Air quality in Europe is improving, and the other climate change stories you need to read this week

(Credit: Unsplash)

This article is brought to you thanks to the collaboration of The European Sting with the World Economic Forum.

Author: Stefan Ellerbeck, Senior Writer, Formative Content

  • This weekly round-up brings you key climate change stories from the past seven days.
  • Top climate change and environment stories: Europe’s summer heatwaves caused 20,000 excess deaths; Canada looks to adapt to climate change.

1. News in brief: Top climate change stories to read this week

Air quality in Europe is improving, but it still poses high risks according to the European Environment Agency (EEA). Exposure to fine particles led to at least 238,000 premature deaths in the EU in 2020, the EEA says .

Canada has published its first national climate adaptation strategy, including C$1.6 billion ($1.2 billion) in new federal funding commitments to help protect citizens against the increasing impacts of global warming.

A land court in the Australian state of Queensland has recommended that a new thermal coal project should not go ahead on the grounds that its emissions will contribute to climate change and harm human rights.

More than 90% of Italian municipalities are at risk of flooding, landslides or other natural disasters, according to the head of the country’s Civil Protection Department. It comes after a recent landslide on the Italian island of Ischia killed at least seven people.

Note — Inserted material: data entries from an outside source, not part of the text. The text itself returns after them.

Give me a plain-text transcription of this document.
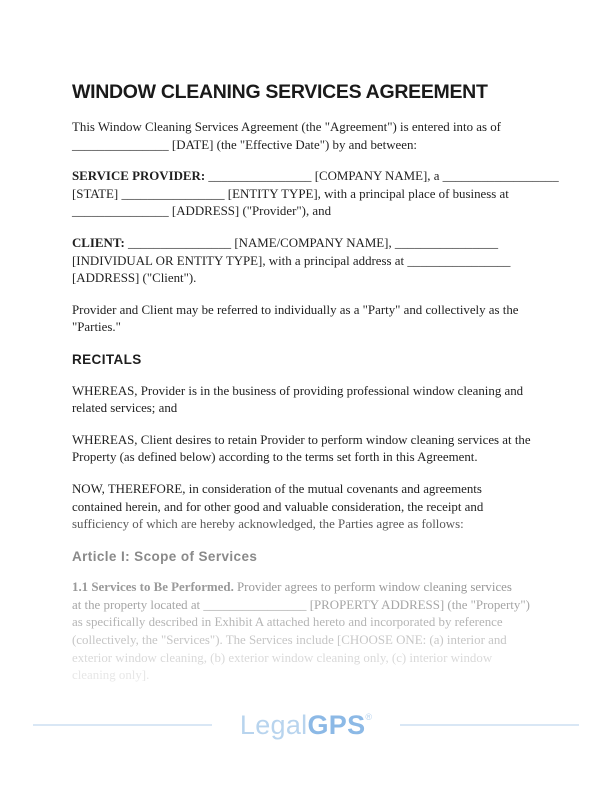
WINDOW CLEANING SERVICES AGREEMENT

This Window Cleaning Services Agreement (the "Agreement") is entered into as of
_______________ [DATE] (the "Effective Date") by and between:

SERVICE PROVIDER: ________________ [COMPANY NAME], a __________________
[STATE] ________________ [ENTITY TYPE], with a principal place of business at
_______________ [ADDRESS] ("Provider"), and

CLIENT: ________________ [NAME/COMPANY NAME], ________________
[INDIVIDUAL OR ENTITY TYPE], with a principal address at ________________
[ADDRESS] ("Client").

Provider and Client may be referred to individually as a "Party" and collectively as the
"Parties."

RECITALS

WHEREAS, Provider is in the business of providing professional window cleaning and
related services; and

WHEREAS, Client desires to retain Provider to perform window cleaning services at the
Property (as defined below) according to the terms set forth in this Agreement.

NOW, THEREFORE, in consideration of the mutual covenants and agreements
contained herein, and for other good and valuable consideration, the receipt and
sufficiency of which are hereby acknowledged, the Parties agree as follows:

Article I: Scope of Services

1.1 Services to Be Performed. Provider agrees to perform window cleaning services
at the property located at ________________ [PROPERTY ADDRESS] (the "Property")
as specifically described in Exhibit A attached hereto and incorporated by reference
(collectively, the "Services"). The Services include [CHOOSE ONE: (a) interior and
exterior window cleaning, (b) exterior window cleaning only, (c) interior window
cleaning only].

LegalGPS®
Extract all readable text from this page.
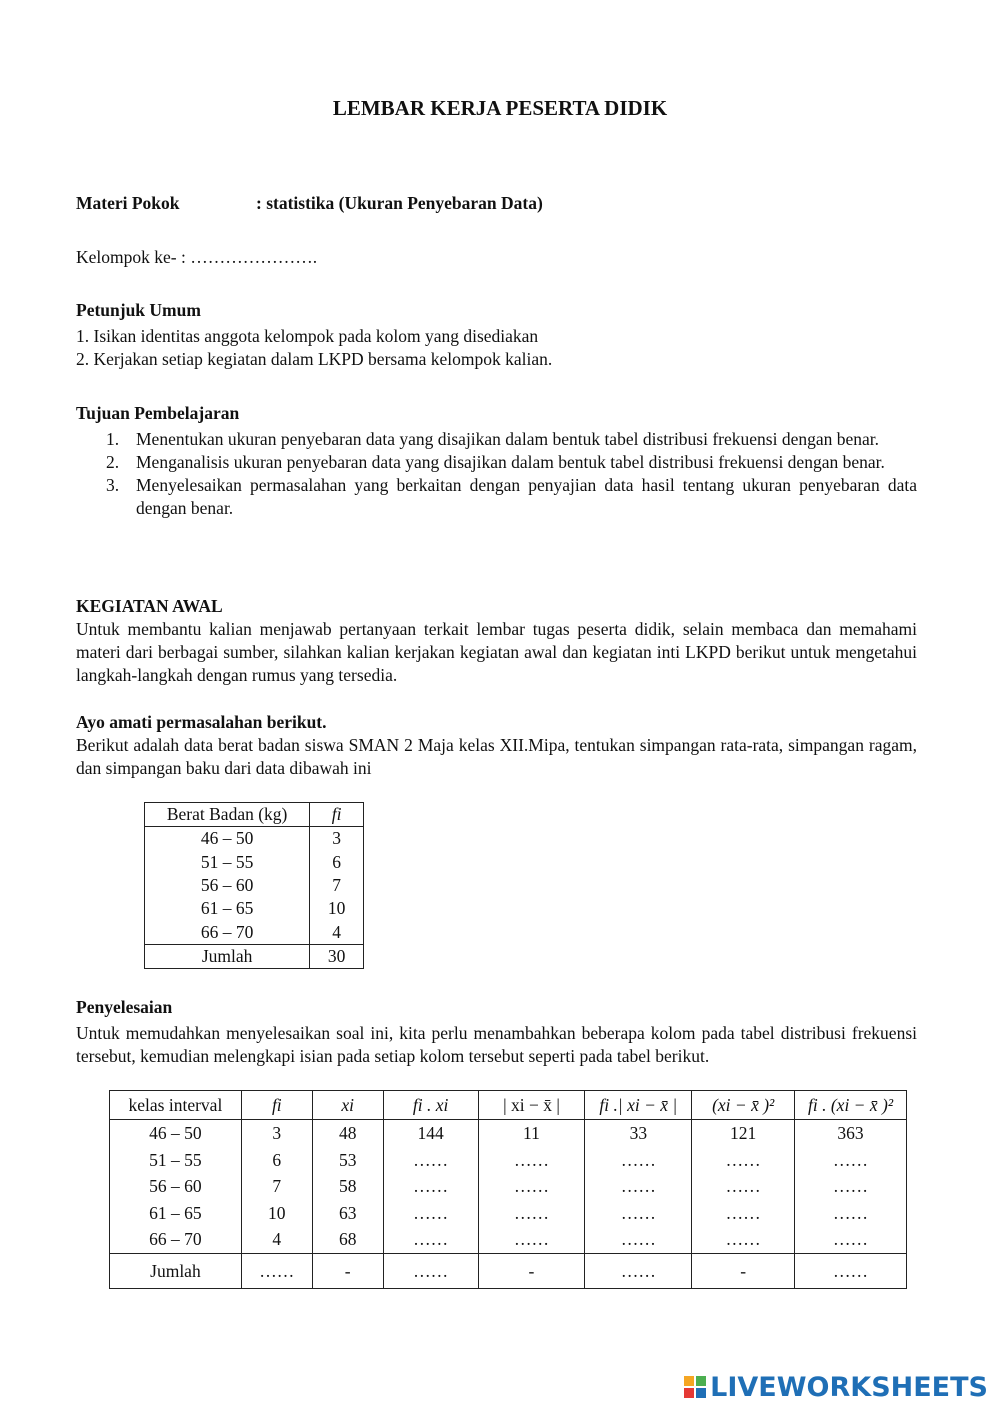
LEMBAR KERJA PESERTA DIDIK
Materi Pokok	: statistika (Ukuran Penyebaran Data)
Kelompok ke- : ………………….
Petunjuk Umum
1. Isikan identitas anggota kelompok pada kolom yang disediakan
2. Kerjakan setiap kegiatan dalam LKPD bersama kelompok kalian.
Tujuan Pembelajaran
1. Menentukan ukuran penyebaran data yang disajikan dalam bentuk tabel distribusi frekuensi dengan benar.
2. Menganalisis ukuran penyebaran data yang disajikan dalam bentuk tabel distribusi frekuensi dengan benar.
3. Menyelesaikan permasalahan yang berkaitan dengan penyajian data hasil tentang ukuran penyebaran data dengan benar.
KEGIATAN AWAL
Untuk membantu kalian menjawab pertanyaan terkait lembar tugas peserta didik, selain membaca dan memahami materi dari berbagai sumber, silahkan kalian kerjakan kegiatan awal dan kegiatan inti LKPD berikut untuk mengetahui langkah-langkah dengan rumus yang tersedia.
Ayo amati permasalahan berikut.
Berikut adalah data berat badan siswa SMAN 2 Maja kelas XII.Mipa, tentukan simpangan rata-rata, simpangan ragam, dan simpangan baku dari data dibawah ini
Berat Badan (kg)	fi
46 – 50	3
51 – 55	6
56 – 60	7
61 – 65	10
66 – 70	4
Jumlah	30
Penyelesaian
Untuk memudahkan menyelesaikan soal ini, kita perlu menambahkan beberapa kolom pada tabel distribusi frekuensi tersebut, kemudian melengkapi isian pada setiap kolom tersebut seperti pada tabel berikut.
kelas interval	fi	xi	fi . xi	| xi − x̄ |	fi .| xi − x̄ |	(xi − x̄ )²	fi . (xi − x̄ )²
46 – 50	3	48	144	11	33	121	363
51 – 55	6	53	……	……	……	……	……
56 – 60	7	58	……	……	……	……	……
61 – 65	10	63	……	……	……	……	……
66 – 70	4	68	……	……	……	……	……
Jumlah	……	-	……	-	……	-	……
LIVEWORKSHEETS
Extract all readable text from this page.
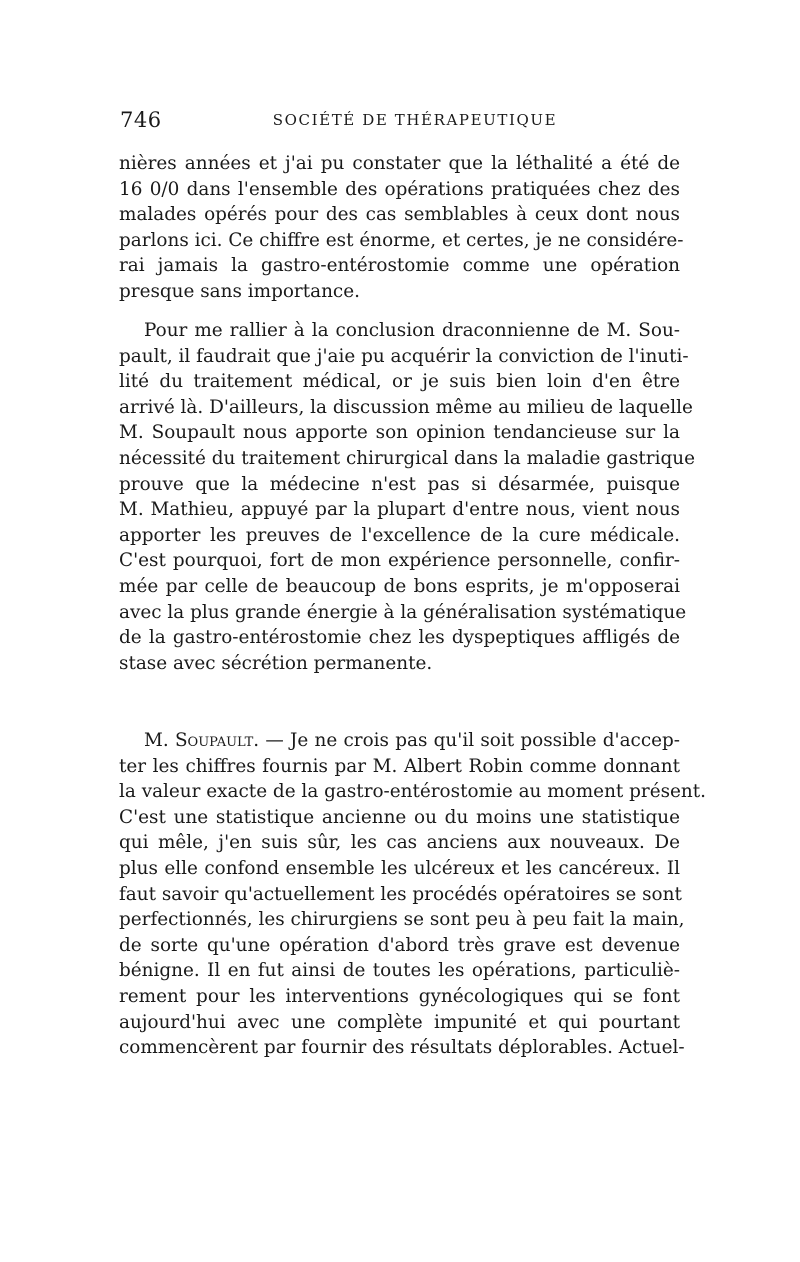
746	SOCIÉTÉ DE THÉRAPEUTIQUE
nières années et j'ai pu constater que la léthalité a été de
16 0/0 dans l'ensemble des opérations pratiquées chez des
malades opérés pour des cas semblables à ceux dont nous
parlons ici. Ce chiffre est énorme, et certes, je ne considére-
rai jamais la gastro-entérostomie comme une opération
presque sans importance.
Pour me rallier à la conclusion draconnienne de M. Sou-
pault, il faudrait que j'aie pu acquérir la conviction de l'inuti-
lité du traitement médical, or je suis bien loin d'en être
arrivé là. D'ailleurs, la discussion même au milieu de laquelle
M. Soupault nous apporte son opinion tendancieuse sur la
nécessité du traitement chirurgical dans la maladie gastrique
prouve que la médecine n'est pas si désarmée, puisque
M. Mathieu, appuyé par la plupart d'entre nous, vient nous
apporter les preuves de l'excellence de la cure médicale.
C'est pourquoi, fort de mon expérience personnelle, confir-
mée par celle de beaucoup de bons esprits, je m'opposerai
avec la plus grande énergie à la généralisation systématique
de la gastro-entérostomie chez les dyspeptiques affligés de
stase avec sécrétion permanente.
M. Soupault. — Je ne crois pas qu'il soit possible d'accep-
ter les chiffres fournis par M. Albert Robin comme donnant
la valeur exacte de la gastro-entérostomie au moment présent.
C'est une statistique ancienne ou du moins une statistique
qui mêle, j'en suis sûr, les cas anciens aux nouveaux. De
plus elle confond ensemble les ulcéreux et les cancéreux. Il
faut savoir qu'actuellement les procédés opératoires se sont
perfectionnés, les chirurgiens se sont peu à peu fait la main,
de sorte qu'une opération d'abord très grave est devenue
bénigne. Il en fut ainsi de toutes les opérations, particuliè-
rement pour les interventions gynécologiques qui se font
aujourd'hui avec une complète impunité et qui pourtant
commencèrent par fournir des résultats déplorables. Actuel-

Farmers in the Andes say drought conditions are threatening crops in several South American countries. Many areas around Bolivia have declared an emergency due to the drought, which the country’s Meteorology and Hydrology Service expects to last until 2023.

A group of young people including activist Greta Thunberg have filed a class action lawsuit against the Swedish state for failing to take measures to prevent climate change, Bloomberg reports.

2. Europe’s 2022 heatwaves cause thousands of excess deaths

Summer heatwaves in France, Germany, Spain and the UK in 2022 led to more than 20,000 “excess” deaths. Climate scientists from the World Weather Attribution group found that such high temperatures would have been “virtually impossible” without climate change.

A heatwave in 2003 caused more than 70,000 excess deaths across Europe and led many countries to implement measures such as early-warning systems and asking people to check on others. This and related action plans may have eased some of the impact of heatwaves in 2022, but the death toll was still “higher than expected”, said Chloe Brimicombe, a heatwave researcher from the University of Graz in Austria. “I consider this … the most impactful heatwave since 2003,” she told Reuters.

The World Meteorological Organization says Europe has warmed more than twice as much as the rest of the world over the past three decades. The Copernicus Climate Change Service said summer 2022 was the hottest year on record.

Chart showing averages of daily maximum and minimum surface air temperature anomalies for southwestern Europe

In 2022, southwestern Europe recorded the highest average daily maximum temperatures for May since data became available in 1967. Image: Copernicus Climate Change Service

Because authorities do not attribute most deaths directly to heat, statisticians use the excess formula to give an estimate. They look at how many more people died in a given period than would be expected compared with an historical baseline.

3. More on climate change on Agenda

Water is vital to global trade with 90% of products moving around the world via oceans and waterways. But summer 2022 illustrated just how sensitive some key waterways are to droughts – the Mississippi, Yangtze and Rhine rivers all experienced serious bottlenecks.

Many people are familiar with flash floods – torrents that develop quickly after heavy rainfall. Antonia Hadjimichael, Assistant Professor of Geosciences at Penn State University in the US explains that there’s also such a thing as a flash drought – and that these sudden, extreme dry spells are becoming a big concern for farmers and water utilities.

Endurance swimmer and UN Patron of the Oceans Lewis Pugh has swum 123 kilometres across the Red Sea to raise awareness of the impact of climate change on corals. He timed the feat to coincide with COP27 and told world leaders at the UN climate summit that “every fraction of a degree matters” in terms of global warming.